In Matthew 19:16-22, Jesus encounters a rich young ruler who asks him what great thing could he do to have eternal life. Jesus told him that he would need to follow the commandments. This is how the conversation played out from there:


He said to Him, “Which ones?”
Jesus said, “‘You shall not murder,’ ‘You shall not commit adultery,’ ‘You shall not steal,’ ‘You shall not bear false witness,’ ‘Honor your father and your mother,’ and, ‘You shall love your neighbor as yourself.’ ” 
The young man said to Him, “All these things I have kept from my youth. What do I still lack?”
Jesus said to him, “If you want to be perfect, go, sell what you have and give to the poor, and you will have treasure in heaven; and come, follow Me.”
But when the young man heard that saying, he went away sorrowful, for he had great possessions.
While reading The Flylady's book, Body Clutter, I began to see how my mind and body reflected the clutter that had built up around me. My emotional and mental stress was only a reflection of the mounds of paper and stuff that took up way too much space in my home and life, and strangled my personal being. It did not allow me to live in a way that would free me to be who I was able to be. Once I was able to start releasing the physical stuff from my life, the mental and physical started to melt away. But once the clutter began to creep back into my life, the mental and physical baggage crept back in, as well.

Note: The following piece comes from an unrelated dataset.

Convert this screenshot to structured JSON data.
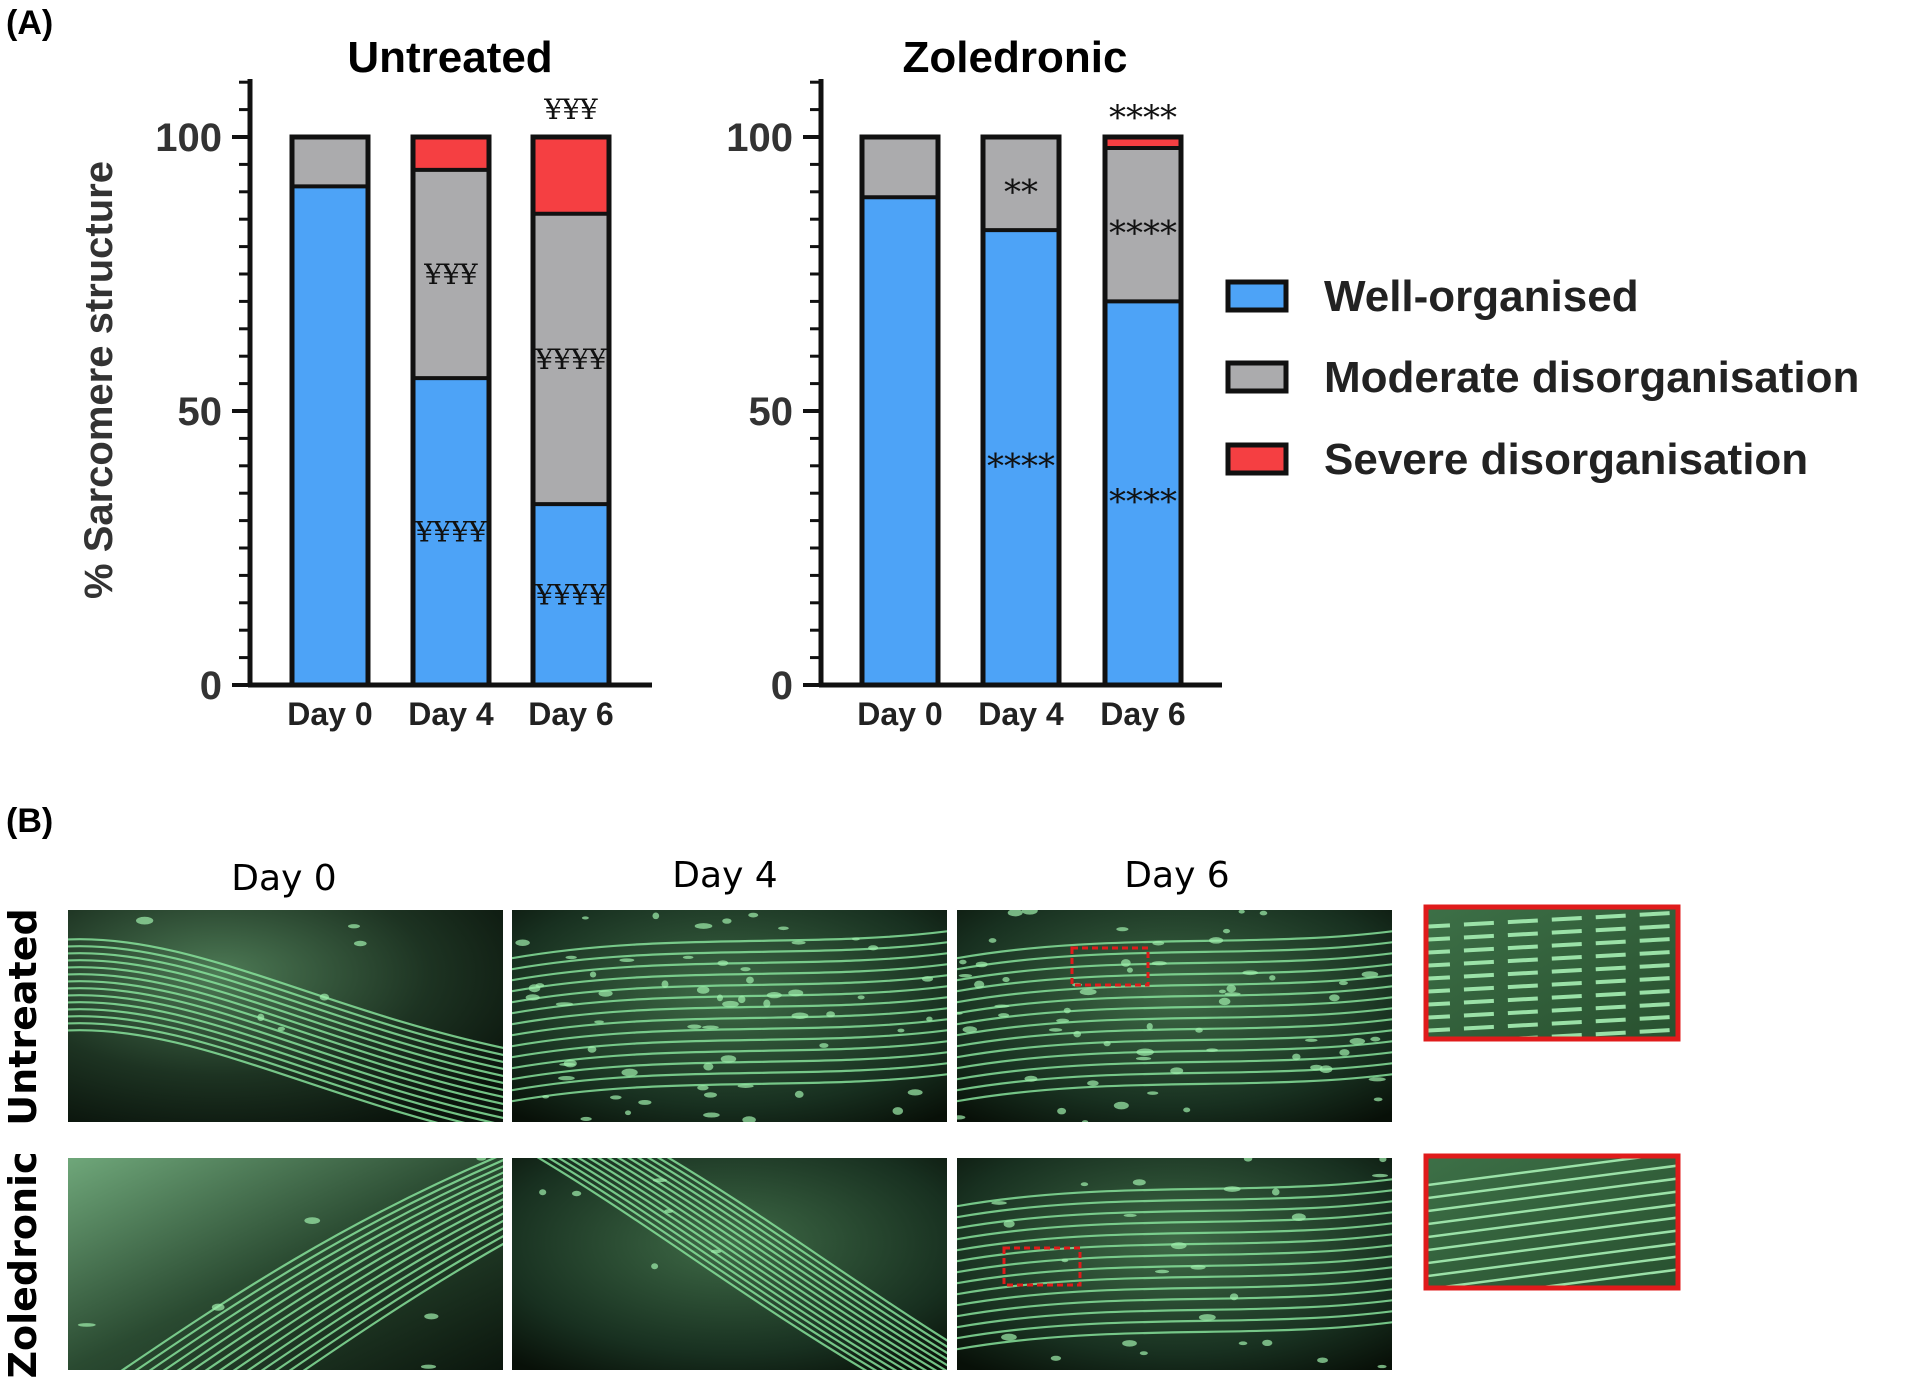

While completing the study Live Full, Walk Free by Cindy Bultema, I started wondering if maybe physical and emotional clutter had anything with spiritual clutter, as well. I tried to research it, but it was interesting how outside distractions started popping up in the process of that research to block me from being able to perform it. Something told me in my heart that there was something to this idea that maybe clutter can strangle our spiritual walk.

Let's think of it this way, when you fill up your life with stuff, whether physical or emotional, you begin to run out of room for other things in your life. For example, have you ever felt so exhausted at the end of the day after a full day at work, coming home to run those errands, taking the kids to soccer practice, then making dinner, cleaning up after dinner, getting them to bed, and realizing that there was no time to get in that 30 minutes on the treadmill? That is how it happens. We simply fill our lives with so much, that we run out of room for the important things.

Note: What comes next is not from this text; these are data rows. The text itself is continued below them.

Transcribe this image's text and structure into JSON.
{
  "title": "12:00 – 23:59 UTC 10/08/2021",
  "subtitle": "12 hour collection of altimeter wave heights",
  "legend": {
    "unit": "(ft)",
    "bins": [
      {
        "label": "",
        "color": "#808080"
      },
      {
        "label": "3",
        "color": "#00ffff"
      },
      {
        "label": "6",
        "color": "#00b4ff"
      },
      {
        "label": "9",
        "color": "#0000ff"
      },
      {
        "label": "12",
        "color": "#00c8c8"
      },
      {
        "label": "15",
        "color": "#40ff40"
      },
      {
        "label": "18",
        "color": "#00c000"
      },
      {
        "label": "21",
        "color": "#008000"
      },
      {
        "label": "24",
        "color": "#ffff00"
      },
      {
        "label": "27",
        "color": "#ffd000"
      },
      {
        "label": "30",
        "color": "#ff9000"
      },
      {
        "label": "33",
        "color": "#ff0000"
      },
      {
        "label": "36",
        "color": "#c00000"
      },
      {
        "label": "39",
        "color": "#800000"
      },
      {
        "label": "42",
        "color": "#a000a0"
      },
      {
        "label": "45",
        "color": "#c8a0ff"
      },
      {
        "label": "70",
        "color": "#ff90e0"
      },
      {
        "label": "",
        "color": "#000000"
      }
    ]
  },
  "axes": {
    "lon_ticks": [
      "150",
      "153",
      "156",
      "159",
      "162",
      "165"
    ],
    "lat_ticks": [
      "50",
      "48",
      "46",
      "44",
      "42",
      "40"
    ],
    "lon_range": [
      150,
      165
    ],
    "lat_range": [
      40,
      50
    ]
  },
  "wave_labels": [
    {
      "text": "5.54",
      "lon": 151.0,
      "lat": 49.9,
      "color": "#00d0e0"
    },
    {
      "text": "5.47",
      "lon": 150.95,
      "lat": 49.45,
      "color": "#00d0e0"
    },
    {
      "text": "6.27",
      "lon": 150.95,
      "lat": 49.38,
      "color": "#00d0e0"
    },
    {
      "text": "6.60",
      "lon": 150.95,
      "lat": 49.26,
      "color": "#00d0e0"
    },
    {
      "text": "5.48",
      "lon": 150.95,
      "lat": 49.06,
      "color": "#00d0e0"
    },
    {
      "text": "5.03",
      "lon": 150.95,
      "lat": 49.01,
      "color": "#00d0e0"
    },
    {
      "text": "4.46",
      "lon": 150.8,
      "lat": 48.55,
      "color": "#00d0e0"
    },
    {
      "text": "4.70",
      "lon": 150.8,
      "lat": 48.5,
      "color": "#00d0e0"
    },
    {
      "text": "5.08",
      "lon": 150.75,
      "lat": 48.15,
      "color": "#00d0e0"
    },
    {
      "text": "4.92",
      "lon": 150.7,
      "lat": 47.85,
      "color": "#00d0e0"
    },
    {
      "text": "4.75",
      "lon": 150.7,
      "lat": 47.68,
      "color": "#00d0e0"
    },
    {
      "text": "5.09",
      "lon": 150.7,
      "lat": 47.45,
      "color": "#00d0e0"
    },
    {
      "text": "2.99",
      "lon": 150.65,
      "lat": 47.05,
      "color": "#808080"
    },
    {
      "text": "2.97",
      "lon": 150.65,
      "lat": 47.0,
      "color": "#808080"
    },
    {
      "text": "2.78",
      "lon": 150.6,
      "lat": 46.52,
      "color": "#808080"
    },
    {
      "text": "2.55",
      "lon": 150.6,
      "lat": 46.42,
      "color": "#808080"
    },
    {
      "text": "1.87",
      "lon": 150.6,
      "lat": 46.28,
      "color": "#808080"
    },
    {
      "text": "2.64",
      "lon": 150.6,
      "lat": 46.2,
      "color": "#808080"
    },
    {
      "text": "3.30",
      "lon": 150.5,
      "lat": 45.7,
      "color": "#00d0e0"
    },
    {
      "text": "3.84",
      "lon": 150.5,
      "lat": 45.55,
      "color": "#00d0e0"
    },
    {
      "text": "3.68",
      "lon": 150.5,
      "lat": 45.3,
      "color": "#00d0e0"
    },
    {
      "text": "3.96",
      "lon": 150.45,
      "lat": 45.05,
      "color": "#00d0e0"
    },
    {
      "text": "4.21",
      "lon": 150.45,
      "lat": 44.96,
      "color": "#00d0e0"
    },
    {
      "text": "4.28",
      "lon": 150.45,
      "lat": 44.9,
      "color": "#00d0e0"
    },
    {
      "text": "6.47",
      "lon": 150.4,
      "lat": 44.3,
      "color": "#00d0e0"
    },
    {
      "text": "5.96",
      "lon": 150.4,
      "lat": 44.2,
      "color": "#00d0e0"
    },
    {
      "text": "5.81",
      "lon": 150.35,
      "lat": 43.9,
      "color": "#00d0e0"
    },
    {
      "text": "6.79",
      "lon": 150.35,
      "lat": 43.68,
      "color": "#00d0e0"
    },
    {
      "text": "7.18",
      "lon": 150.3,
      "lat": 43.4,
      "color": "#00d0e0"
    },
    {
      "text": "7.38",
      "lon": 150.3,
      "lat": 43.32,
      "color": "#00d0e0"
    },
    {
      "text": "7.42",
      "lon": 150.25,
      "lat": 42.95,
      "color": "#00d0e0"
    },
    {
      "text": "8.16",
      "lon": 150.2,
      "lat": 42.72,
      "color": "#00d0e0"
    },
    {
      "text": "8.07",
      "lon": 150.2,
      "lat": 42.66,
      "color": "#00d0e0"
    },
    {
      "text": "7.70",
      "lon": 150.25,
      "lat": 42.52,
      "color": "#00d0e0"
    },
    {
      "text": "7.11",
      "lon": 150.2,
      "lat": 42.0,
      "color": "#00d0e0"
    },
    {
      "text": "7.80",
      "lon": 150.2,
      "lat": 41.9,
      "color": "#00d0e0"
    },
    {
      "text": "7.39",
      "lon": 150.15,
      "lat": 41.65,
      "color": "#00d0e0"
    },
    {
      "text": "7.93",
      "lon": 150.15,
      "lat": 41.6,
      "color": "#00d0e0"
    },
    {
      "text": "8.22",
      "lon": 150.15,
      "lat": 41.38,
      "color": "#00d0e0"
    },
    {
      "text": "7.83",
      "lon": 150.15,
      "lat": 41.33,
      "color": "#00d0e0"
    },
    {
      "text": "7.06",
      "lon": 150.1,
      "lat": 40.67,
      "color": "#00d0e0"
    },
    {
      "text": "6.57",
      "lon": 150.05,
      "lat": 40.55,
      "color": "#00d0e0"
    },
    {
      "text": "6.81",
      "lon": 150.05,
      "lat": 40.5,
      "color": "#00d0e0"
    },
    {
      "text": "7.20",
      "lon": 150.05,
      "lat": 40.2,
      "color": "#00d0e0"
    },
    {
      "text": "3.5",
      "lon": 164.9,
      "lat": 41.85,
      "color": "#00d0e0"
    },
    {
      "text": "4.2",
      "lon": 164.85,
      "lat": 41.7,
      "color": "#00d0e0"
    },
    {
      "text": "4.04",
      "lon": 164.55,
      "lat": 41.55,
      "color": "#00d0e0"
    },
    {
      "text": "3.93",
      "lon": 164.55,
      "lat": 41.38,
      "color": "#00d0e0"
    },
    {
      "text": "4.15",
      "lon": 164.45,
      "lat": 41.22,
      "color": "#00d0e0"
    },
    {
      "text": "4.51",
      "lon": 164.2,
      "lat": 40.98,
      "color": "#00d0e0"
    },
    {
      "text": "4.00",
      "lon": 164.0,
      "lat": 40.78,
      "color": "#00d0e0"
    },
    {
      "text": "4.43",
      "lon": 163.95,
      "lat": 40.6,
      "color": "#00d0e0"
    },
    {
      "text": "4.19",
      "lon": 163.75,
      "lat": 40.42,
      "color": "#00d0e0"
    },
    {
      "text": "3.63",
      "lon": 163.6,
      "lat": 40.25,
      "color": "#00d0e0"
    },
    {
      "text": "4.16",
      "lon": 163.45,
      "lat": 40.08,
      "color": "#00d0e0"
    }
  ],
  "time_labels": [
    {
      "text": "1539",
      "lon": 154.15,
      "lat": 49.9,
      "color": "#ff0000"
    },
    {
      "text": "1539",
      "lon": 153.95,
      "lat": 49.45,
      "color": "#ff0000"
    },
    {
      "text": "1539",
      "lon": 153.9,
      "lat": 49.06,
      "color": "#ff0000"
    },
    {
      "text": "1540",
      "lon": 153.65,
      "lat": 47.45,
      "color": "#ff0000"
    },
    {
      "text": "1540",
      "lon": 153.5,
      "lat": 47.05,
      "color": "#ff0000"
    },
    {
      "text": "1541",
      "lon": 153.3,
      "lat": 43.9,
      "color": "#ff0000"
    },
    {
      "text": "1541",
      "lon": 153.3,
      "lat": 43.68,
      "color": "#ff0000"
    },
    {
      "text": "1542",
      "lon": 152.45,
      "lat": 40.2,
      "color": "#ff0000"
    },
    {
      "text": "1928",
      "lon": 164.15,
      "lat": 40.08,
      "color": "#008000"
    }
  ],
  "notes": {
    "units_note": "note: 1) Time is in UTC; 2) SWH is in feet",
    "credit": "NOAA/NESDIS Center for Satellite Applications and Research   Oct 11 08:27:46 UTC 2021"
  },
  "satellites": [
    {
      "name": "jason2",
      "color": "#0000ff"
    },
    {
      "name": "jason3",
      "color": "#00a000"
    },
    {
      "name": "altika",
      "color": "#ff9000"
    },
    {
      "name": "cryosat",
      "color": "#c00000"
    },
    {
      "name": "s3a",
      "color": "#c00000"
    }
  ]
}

Right now, I am home with only a job search, a couple of odd jobs, and my blogs to manage, yet I find myself pushing my personal time to the side. My office is a mess with papers strewn all over the place, file folders emptied on the floor, and boxes now unpacked in the middle of the floor. All of this after doing a fabulous job of decluttering and reorganizing it just a few months ago. And I don't have children, a job, or a husband to manage to prevent me from doing those things. Yet, I still manage to allow clutter to prevent my life from being fulfilled.

And when I sit back and review my life, my spiritual life has suffered the most through it all. Yes, I have completed Bultema's study, but I have not started another. I've backslid and caught myself acting like the Corinthians that Paul had to write a scathing letter to get them to straighten their act back up. (For the women, I highly recommend the study I mentioned above). When I am not allowing the clutter, the world, or the mental fuzziness take over, I am able to close my eyes and focus on the cross and breath in the light of Christ. It the most peaceful and refreshing drink of water I've ever tasted in my life. And I'm at peace, and I don't understand why I keep kicking that feeling to the curb. It just makes me shake my head each time.

But let me leave you with this. 

No one in this world needs a 10 bedroom house with 7 bathrooms to fill with things they don't need. Madison Avenue fills us daily with lies that nobody needs to hear. We have super-sized closets that don't need to be brimming to the rims, and we don't need to have the latest and greatest. The thing we need the most is family, friends, and most of all, God.